The writers who lived during the Renaissance praised their own generation, calling it a time when learning flourished. In fact, it was quite the opposite. Those who seriously investigated mathematics or physics during the Renaissance were lonely souls, ridiculed by their contemporaries. Historian John H. Plumb writes:
The frequency of assassination, the perennial plots, the constant vicissitudes, encouraged superstition and a romantic view of Fate. Men felt themselves to be the prey of strange destinies and turned to astrologers and magicians to strengthen their hope, to check despair, and to help them meet the uncertain future with confidence. The stars were studied as intensely as diplomatic dispatches, as a guide to action; and superstitious dread threaded the daily course of men's lives.
A narcissistic age, filled with ambitious grasping at reputation or power, is a more accurate description of the Renaissance. Those who wrote often wrote to emote or to impress, and rarely to attempt a crystallization of truth. Historian Lynn Thorndike writes that
Italian humanism produced relatively little of scientific or philosophical importance from its investigation of the classical past: Leonardo Bruni of Arezzo said that the subtleties of arithmetic and geometry were not worthy of a cultivated mind. In any case, most available works of Greek science had already been translated into Latin before 1300.
Who was this Leonardo Bruni? He was an author who wrote about political intrigues in the city and republic of Florence; he served for a time in the Vatican as a bureaucrat and later in the government of Florence; and he translated Greek literature into Latin. He was known for having a rather artistic style in his Latin prose. The point is this: He was not a mathematician, a philosopher, or a scientist in the sense of the modern observational or natural sciences. He was more interested in political machinations than in calculating the force of gravity; he was more interested in peddling influence than in applying the quadratic equation. A man of his time, born in 1370 - a Renaissance man - he was little interested in the powers of reason. Frederick Maurice Powicke writes that modern science was
made possible by the earlier, medieval belief in the reasonableness of the world.
The underlying notion that algebra can describe the natural laws of the universe - that objects act in accord with rules which can be expressed in equations - arises from the Scholastic philosophy of the Middle Ages. The medievals understood that chemistry and physics describe processes in terms of laws:
the belief in law was at the root of the new investigation into facts.

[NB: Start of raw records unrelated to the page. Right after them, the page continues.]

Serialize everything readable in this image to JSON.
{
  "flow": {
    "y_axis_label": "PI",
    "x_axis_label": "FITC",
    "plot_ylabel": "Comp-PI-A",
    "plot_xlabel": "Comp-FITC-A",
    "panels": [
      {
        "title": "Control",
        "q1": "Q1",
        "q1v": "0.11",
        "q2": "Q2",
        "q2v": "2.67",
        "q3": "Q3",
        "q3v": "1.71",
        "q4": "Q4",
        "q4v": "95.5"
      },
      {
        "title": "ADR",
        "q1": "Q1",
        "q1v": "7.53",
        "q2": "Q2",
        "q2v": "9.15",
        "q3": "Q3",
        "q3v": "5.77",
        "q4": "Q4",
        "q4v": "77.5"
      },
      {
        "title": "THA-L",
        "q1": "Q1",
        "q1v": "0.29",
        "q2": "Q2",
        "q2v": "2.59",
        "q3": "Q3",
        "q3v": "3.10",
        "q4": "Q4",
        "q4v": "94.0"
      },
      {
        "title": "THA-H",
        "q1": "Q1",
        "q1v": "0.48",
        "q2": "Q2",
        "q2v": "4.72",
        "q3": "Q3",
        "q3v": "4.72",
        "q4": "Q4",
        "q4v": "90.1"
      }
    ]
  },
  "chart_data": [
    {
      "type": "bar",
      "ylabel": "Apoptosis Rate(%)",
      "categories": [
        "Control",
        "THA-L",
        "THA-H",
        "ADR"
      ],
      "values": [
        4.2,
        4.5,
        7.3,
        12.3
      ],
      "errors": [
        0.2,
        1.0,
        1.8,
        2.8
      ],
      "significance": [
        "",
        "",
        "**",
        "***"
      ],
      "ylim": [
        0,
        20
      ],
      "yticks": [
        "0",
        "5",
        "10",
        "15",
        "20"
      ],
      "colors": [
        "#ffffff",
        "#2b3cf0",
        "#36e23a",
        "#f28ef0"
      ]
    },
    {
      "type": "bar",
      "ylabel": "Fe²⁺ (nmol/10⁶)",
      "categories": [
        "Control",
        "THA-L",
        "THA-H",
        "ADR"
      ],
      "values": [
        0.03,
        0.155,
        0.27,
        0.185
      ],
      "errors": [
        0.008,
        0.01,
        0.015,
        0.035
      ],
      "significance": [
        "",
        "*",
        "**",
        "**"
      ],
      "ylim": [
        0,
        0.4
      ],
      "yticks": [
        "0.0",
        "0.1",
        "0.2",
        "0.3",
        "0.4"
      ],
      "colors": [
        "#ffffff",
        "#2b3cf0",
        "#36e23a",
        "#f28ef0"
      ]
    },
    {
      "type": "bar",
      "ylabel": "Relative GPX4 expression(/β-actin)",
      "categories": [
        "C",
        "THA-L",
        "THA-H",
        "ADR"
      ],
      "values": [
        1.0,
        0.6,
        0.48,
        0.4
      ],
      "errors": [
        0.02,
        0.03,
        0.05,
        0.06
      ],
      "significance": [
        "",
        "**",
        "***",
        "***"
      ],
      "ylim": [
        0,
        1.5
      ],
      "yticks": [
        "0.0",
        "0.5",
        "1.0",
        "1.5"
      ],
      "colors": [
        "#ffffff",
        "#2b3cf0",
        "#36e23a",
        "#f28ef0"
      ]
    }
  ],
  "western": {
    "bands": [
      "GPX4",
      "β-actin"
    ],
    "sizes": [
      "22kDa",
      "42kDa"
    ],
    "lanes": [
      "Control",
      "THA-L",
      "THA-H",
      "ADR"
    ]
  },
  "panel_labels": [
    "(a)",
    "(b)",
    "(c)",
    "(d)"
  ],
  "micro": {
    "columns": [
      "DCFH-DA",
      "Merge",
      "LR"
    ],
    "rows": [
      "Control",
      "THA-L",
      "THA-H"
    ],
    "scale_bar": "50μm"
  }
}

The birth of modern chemistry and physics during the Middle Ages, this "new investigation into facts," would have to wait out the Renaissance before it could resume the rationalism which it began. The scholasticism of the Middle Ages - Aquinas, Anselm, Abelard, Ockham - led to the rationalism of Descarte, Leibniz, and Spinoza - and to the modernism of Locke, Berkeley, and Hume. The Renaissance constituted a pause in this development of human reason. As Thorndike writes,
The fact that Valla's treatise on novelties unknown to the ancients has not survived indicates that his age was more interested in classical antiquity than in recent inventions. Of the three inventions that used to be associated with the Renaissance, namely the mariner's compass, gunpowder, and printing with moveable types, only the last can still be ascribed to the period, since the other two are now known to date back at least to the 13th century.
Lorenzo Valla died in Italy in 1457, his best work unappreciated by his contemporaries - a man interested in technological innovations living during the Renaissance's studied ignorance of such applied science.
Although many older history textbooks still recite the fairy-tale of the Renaissance as an era of learning, scholars have seen that the main achievements of the Renaissance were taking credit for the accomplishments of the Middle Ages and publicizing itself as an era far more rational than it actually was.